An Efficient PCI Based Neural Net Engine


The Neural Net Engine (NNE) card is a PCI compatible module which implements the computationally intensive aspects of a neural net recognition algorithm. This card was specifically designed for cost effective execution of our client's proprietary neural networks which are used for optical character recognition. The input format uses 256 binary (single bit) pels to represent the unknown character. Characters may be input via the PCI bus as eight 32 bit words, or in bit serial fashion using a dedicated mezzanine bus attached to other hardware in the system. The output consists of a series of 16 bit scores representing the degree of correlation to each character in the target character set.

The Neural Net Engine flexibly implements neural net algorithms which require a single layer of hidden nodes. There is sufficient local storage for a large number of coefficients, permitting multiple character sets to be loaded and held for eventual execution. Each character set may have a different number of hidden nodes per character, ranging from 16 to 256. This permits a very compact (and fast) representation for certain character sets such as OCR-A or OCR-B, and a more complex representation for multi-font machine print or handprint.

The client's initial implementation of the Neural Net Engine used an array of up to 512 DSP computers, each operating at 20 MHz. Assuming 100% efficiency of the DSP code, the computer array could execute 10 billion neural net computations per second. At a cost of more than $40,000 this was an expensive computational resource. A single NNE card can deliver 4 billion operations per second for just a few percent of this cost. This equates to 8,000 characters per second in a typical handprint recognition application, which far exceeds the capabilities of the paper transport and video scanners.
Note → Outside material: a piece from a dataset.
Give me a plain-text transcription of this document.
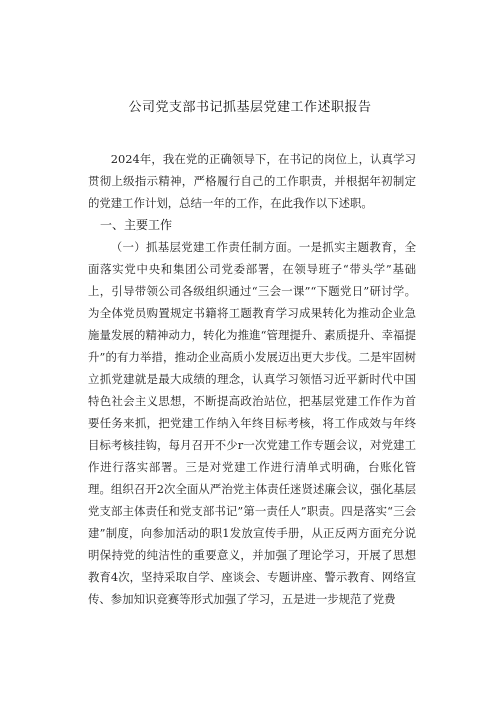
公司党支部书记抓基层党建工作述职报告

2024年，我在党的正确领导下，在书记的岗位上，认真学习贯彻上级指示精神，严格履行自己的工作职责，并根据年初制定的党建工作计划，总结一年的工作，在此我作以下述职。

一、主要工作

（一）抓基层党建工作责任制方面。一是抓实主题教育，全面落实党中央和集团公司党委部署，在领导班子“带头学”基础上，引导带领公司各级组织通过“三会一课”“下题党日”研讨学。为全体党员购置规定书籍将工题教育学习成果转化为推动企业急施量发展的精神动力，转化为推進“管理提升、素质提升、幸福提升”的有力举措，推动企业高质小发展迈出更大步伐。二是牢固树立抓党建就是最大成绩的理念，认真学习领悟习近平新时代中国特色社会主义思想，不断提高政治站位，把基层党建工作作为首要任务来抓，把党建工作纳入年终目标考核，将工作成效与年终目标考核挂钩，每月召开不少r一次党建工作专题会议，对党建工作进行落实部署。三是对党建工作进行清单式明确，台账化管理。组织召开2次全面从严治党主体责任迷贤述廉会议，强化基层党支部主体责任和党支部书记”第一责任人”职责。四是落实“三会建”制度，向参加活动的职1发放宣传手册，从正反两方面充分说明保持党的纯洁性的重要意义，并加强了理论学习，开展了思想教育4次，坚持采取自学、座谈会、专题讲座、警示教育、网络宣传、参加知识竞赛等形式加强了学习，五是进一步规范了党费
For very high speed applications, up to 8 NNE cards can be operated in parallel for a total of 32 giga-ops per second.

A block diagram of the Neural Net Engine is shown in Figure 1. The circuit is implemented on a PCI card and uses the PLX9050 device as an interface to the PCI bus. An XC9536 CPLD provides some of the local bus controls and facilitates loading of the three FPGAs via the PCI bus. An identical pair of XC4010 devices provides the first stage of the neural net computation (node scoring). Note that each of the node processors is attached to a very wide coefficient memory (128 bits comprising four 32 bit devices). This provides the ability to fetch 256 bits of coefficient data for every tick of the clock, allowing 32 hidden node computations to operate in parallel for increased throughput. An XC4013 contains the final scoring circuit and the overall control structure.



The Neural Net Algorithm

The neural net computation for handprint is based on 128 hidden nodes and a character cell of 256 binary (single bit) pels. Each hidden node examines the 256 input pels in sequence. For every ONE in the character cell, a corresponding hidden node weight of 6 bits is added to an accumulator. For a ZERO, the corresponding weight is subtracted. When all 256 pels have been processed in this manner, the accumulator contains a Hidden Node Score. The handprint data set contains 128 hidden nodes for each possible character. Thus there are 256 x 128 = 32,000 coefficients per character. A numeric-only character set would require approximately 320,000 coefficients and a full alphanumeric character set would require at least 2.6 million coefficients.

In order to gain computational throughput without raising the clock rate, Presco modified the neural net algorithm to process 4 pels of the unknown character during each computational cycle. This means that a hidden node computation can be accomplished in 64 cycles instead of 256, raising the effective computational rate by 4x. Each time we process a four pel group, we fetch a "super-coefficient" which represents the sum/difference of the four original coefficients matching the input pels. We have to store 16 of these coefficients to represent all possible combinations of the four input pels. The data processing architecture is shown below:

The NNE card utilizes 32 hidden node processors (16 per XC4010 LCA) each operating at 33 MHz (PCI bus clock rate) and processing four pels per clock tick. This produces an effective computational rate of 4.2 billion node cycles per second. The 4 bit character segments are presented to the SDRAM lookup tables as part of the memory address (higher address bits represent position within the character plus character within the coefficient set). The 256 bit x 512K SDRAM provides sufficient storage for 128 handprint character masks.

Summary

The Neural Net Engine is a space efficient, low cost PCI card that replaces a large array of DSP computers costing over $40,000. By placing the computational algorithm in dedicated FPGAs, we are able to outperform the DSP computers by a wide margin. A key element for achieving a cost effective high speed implementation was to recast the original neural net algorithm to operate on four pel groups instead of single pels. This algorithm improvement plays upon the fact that SDRAM memory is inexpensive and yet earlier designs failed to use the full memory depth. Today, the Neural Net Engine is arguably the world's fastest and most accurate hand print recognizer. It has also been used successfully for OCR-A, OCR-B, and multi-font machine print.